What does Decatur have in common with San Francisco's Chinatown, the tony Chicago enclave of Evanston, Beaufort, South Carolina and a forward-thinking hamlet outside of Minneapolis? All of the above were named top 10 "great neighborhoods" in the United States last week by the American Planning Association, an independent nonprofit that pushes for smart community development. While Top 10 lists are a dime a dozen, it appears the APA did their homework on Decatur, our city-within-a-city that's been called "Berkeley Of The South." On the topics of Decatur's character and foresight in planning to ward off the soul-sucking effects of suburbanization, the APA was laudatory: "Constantly changing and evolving, downtown Decatur's character comes from the successful marriage of historic and contemporary buildings and uses," researchers wrote. "The emergence of downtown as a dynamic and prosperous neighborhood spans more than three decades and is a story of planning, commitment, patience, and investment."

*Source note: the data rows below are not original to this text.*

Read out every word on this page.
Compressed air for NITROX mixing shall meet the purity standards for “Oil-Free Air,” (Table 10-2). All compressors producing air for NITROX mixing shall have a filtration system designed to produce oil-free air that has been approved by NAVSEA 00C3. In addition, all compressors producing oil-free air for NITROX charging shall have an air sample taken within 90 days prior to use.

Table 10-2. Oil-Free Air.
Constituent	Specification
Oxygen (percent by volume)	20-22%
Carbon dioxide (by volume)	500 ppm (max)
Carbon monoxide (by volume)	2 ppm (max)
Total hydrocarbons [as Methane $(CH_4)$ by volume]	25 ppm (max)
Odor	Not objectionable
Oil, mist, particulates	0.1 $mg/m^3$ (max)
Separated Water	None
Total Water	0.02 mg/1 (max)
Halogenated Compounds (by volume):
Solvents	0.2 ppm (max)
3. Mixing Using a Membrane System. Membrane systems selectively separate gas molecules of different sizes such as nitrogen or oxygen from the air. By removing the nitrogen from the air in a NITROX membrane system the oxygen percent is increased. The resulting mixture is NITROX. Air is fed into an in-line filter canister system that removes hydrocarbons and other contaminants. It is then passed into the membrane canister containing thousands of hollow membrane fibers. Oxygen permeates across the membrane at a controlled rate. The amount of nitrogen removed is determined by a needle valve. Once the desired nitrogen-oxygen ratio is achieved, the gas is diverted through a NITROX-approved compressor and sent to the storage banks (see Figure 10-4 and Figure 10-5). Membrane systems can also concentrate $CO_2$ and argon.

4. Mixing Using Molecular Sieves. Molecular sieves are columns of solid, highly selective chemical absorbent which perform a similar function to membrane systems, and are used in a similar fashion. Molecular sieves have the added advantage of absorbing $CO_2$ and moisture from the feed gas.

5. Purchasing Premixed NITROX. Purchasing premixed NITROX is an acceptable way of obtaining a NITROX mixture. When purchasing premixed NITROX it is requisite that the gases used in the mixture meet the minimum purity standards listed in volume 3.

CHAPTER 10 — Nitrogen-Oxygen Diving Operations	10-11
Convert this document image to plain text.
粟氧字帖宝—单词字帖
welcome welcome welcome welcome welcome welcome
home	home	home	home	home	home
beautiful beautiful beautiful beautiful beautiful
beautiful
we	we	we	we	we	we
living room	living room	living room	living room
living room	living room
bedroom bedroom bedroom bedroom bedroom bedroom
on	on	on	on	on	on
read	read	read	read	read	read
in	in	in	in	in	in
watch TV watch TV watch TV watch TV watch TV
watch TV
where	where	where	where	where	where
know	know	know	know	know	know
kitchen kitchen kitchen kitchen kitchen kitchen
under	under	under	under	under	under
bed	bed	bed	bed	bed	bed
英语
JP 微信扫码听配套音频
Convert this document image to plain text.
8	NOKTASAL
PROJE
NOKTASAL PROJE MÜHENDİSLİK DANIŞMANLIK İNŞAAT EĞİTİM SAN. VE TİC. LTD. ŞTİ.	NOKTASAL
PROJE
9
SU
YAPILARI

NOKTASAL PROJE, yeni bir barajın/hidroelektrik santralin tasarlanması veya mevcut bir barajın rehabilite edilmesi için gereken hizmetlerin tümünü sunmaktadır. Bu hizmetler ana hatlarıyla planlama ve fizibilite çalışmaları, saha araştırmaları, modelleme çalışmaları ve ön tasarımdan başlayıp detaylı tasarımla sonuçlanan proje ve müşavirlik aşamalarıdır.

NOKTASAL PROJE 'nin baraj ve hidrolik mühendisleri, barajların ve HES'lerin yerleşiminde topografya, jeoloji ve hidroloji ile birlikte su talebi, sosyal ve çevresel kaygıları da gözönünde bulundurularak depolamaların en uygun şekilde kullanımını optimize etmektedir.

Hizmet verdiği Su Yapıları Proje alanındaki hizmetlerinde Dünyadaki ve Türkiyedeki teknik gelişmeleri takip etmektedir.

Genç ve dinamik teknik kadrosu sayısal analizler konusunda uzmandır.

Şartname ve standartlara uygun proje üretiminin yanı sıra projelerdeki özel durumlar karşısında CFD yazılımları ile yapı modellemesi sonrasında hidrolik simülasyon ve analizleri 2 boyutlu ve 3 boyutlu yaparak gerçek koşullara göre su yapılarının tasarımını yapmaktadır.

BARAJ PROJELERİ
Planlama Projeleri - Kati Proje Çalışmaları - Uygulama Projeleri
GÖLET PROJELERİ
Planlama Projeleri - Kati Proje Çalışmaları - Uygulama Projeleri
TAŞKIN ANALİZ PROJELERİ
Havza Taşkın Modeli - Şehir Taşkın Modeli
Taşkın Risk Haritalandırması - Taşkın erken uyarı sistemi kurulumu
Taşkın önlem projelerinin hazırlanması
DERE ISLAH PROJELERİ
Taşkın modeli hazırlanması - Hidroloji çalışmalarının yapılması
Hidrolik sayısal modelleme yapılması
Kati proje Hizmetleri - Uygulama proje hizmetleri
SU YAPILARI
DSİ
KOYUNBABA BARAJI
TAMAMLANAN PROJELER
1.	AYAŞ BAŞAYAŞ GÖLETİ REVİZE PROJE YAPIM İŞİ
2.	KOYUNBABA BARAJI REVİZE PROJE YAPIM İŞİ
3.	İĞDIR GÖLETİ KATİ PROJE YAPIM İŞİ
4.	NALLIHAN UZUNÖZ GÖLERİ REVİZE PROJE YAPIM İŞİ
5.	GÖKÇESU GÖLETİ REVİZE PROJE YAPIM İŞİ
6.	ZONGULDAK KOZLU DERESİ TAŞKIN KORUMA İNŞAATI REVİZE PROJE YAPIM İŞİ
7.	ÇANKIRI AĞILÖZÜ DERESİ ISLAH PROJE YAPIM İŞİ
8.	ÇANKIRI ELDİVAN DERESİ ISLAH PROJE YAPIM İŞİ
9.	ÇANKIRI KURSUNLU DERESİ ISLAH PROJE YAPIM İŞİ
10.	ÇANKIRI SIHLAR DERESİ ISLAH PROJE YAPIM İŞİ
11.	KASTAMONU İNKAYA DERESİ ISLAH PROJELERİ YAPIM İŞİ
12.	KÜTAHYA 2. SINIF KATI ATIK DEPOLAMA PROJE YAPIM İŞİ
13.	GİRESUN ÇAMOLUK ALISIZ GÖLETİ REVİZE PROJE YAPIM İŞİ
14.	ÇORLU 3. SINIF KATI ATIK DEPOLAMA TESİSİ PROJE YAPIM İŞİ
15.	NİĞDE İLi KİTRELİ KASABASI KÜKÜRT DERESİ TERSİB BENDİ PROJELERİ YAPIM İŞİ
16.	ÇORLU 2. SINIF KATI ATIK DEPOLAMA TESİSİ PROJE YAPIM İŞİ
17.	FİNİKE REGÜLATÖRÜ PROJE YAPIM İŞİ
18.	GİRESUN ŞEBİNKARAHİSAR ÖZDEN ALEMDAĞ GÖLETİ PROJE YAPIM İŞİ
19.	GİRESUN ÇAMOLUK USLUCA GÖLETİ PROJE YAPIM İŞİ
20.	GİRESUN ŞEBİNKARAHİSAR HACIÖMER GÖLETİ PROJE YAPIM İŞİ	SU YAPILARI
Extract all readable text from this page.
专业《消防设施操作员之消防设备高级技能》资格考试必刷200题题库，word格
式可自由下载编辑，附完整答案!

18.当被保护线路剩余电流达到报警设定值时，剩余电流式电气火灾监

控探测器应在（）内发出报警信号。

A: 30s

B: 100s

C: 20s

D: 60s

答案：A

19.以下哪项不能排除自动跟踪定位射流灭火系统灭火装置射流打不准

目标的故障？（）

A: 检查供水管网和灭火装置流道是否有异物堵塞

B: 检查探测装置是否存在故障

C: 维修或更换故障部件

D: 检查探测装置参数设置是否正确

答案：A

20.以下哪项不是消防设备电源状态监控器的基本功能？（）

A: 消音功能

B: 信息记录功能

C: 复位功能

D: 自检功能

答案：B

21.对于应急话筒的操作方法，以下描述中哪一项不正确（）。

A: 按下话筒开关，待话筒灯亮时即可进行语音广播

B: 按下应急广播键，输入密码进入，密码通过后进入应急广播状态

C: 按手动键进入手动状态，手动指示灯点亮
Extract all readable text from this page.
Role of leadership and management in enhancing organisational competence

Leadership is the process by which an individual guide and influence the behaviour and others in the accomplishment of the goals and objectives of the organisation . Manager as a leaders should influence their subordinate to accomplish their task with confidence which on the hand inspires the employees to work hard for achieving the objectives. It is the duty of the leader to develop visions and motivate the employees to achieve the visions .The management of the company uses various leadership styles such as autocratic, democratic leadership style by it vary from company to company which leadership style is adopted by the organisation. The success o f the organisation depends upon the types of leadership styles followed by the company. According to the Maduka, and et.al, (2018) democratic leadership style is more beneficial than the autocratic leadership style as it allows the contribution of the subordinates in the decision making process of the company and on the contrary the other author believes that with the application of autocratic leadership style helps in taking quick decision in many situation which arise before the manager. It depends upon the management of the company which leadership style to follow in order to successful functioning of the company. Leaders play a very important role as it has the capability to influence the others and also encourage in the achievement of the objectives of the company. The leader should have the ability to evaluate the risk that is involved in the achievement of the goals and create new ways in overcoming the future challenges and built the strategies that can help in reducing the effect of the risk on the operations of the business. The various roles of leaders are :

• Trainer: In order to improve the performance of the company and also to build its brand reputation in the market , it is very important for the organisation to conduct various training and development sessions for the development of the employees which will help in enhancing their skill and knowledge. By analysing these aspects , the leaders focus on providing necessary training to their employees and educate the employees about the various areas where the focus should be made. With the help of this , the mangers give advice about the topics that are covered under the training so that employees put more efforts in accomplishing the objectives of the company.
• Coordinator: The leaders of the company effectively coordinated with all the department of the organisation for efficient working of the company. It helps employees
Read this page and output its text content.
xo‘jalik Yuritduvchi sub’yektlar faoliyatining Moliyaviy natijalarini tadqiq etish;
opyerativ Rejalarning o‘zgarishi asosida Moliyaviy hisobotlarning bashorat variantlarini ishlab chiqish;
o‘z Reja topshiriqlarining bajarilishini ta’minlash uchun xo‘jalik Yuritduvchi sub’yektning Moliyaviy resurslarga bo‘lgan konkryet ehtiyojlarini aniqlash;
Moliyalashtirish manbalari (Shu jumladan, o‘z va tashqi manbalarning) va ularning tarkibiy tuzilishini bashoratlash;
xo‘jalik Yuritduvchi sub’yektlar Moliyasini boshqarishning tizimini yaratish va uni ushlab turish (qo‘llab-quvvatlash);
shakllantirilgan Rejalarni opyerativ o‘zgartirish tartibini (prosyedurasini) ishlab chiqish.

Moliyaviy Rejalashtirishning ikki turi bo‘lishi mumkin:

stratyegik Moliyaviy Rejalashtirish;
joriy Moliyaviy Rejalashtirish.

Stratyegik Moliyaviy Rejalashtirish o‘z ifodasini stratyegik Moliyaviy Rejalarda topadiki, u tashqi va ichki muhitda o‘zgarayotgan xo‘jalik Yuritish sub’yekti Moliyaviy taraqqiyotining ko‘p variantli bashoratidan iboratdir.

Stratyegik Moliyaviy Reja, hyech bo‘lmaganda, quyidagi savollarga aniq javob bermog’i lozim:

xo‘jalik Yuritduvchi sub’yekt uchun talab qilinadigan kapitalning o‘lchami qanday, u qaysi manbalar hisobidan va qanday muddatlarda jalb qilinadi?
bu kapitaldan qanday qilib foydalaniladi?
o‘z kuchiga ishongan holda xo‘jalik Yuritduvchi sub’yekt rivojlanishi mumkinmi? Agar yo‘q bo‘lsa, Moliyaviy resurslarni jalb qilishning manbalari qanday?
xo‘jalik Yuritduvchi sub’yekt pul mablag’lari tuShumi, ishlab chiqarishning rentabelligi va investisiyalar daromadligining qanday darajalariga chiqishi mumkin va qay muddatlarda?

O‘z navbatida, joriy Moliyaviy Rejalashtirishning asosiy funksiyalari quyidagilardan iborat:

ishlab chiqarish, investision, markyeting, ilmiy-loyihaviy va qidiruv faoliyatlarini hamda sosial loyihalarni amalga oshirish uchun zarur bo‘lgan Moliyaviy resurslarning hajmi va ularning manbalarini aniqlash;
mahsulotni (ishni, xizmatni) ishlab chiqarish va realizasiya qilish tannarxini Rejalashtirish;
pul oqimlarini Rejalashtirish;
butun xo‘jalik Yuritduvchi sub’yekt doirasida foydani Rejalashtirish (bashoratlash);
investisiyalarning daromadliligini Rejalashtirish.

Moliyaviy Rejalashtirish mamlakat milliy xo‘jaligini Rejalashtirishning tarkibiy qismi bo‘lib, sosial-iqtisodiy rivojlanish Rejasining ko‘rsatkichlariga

The scope of the APA's focus was a 100-acre area, all within a ½ mile of Decatur's Old Courthouse Square. They cite a 1982 Decatur Town Center Plan as the cornerstone of the neighborhood's vitality. "More than a half dozen subsequent plans — streetscape, transportation, strategic — built upon this vision," the APA writes, "ultimately returning downtown to the prominent role it played in the 1950s, before the rise of suburbanization."
Among those plans was a 1995 streetscape initiative that put downtown on a "road diet" — meaning lane widths were reduced and sidewalks widened. What's more, the streetscape was injected with 400 trees, public art and "upgraded street furnishings." But the true feather in Decatur's cap, according to the APA, was the completion of MARTA station upgrades in 2007. "The station — which connects Decatur to Atlanta and lies beneath Old Courthouse Square, the neighborhood's living room — had been an aesthetic concern since it opened in 1979," the APA writes. "During the past 25 years, the city secured more than $10 million to improve the station and enhance the surrounding streetscape." What's more, the APA tabulated more than 150 unique, locally owned restaurants and businesses in downtown Decatur.
It's all very interesting, and that MARTA station initiative sounds familiar. Where else in Atlanta might benefit from following Decatur's lead?